With the same bearing dimensional specifications and fluid viscosity used in Problem 12–21, the load now rotates with the journal; i.e. F_x = 3000 cos ωt, F_y = 3000 sin ωt, where ω = 200 rad/s is the steady journal angular velocity.

Data in Problem 12–21

Consider a journal bearing of length 25 mm, diameter 50 mm, and radial clearance 25 µm. The dynamic viscosity of the lubricant is 7 mPa × s. In the computing reference frame of Figure 12–34, the journal is rotating at a constant angular velocity of 200 rad/s, and the sleeve is fixed. At time t = 0, the journal is initially positioned with journal eccentricity ratio components ε_x = −0.8, e_y = −0.3. At time t = 0, a steady load with components F_x = 3000 N, F_y = 0 N is applied to the journal.

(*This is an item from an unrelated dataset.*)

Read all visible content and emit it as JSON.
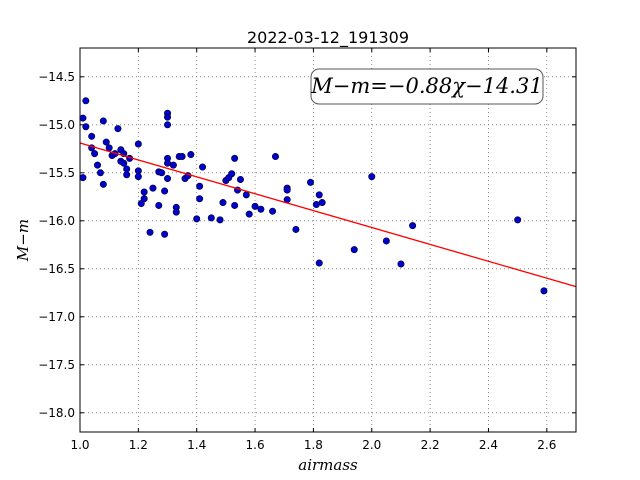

(a) Starting the journal at the same initial position as in Problem 12-21, calculate and plot the journal orbit in the clearance space from t = 0 to the time it takes the journal to rotate one revolution (360°). Use Euler integration and a time step equal to 0.5° of journal rotation. Indicate the location of the journal eccentricity ratio at 90° intervals on the plot.

(b) Describe the resulting periodic orbit shape and estimate the cyclic minimum
film thickness. Compare your answer with that obtained from Problem 12-21.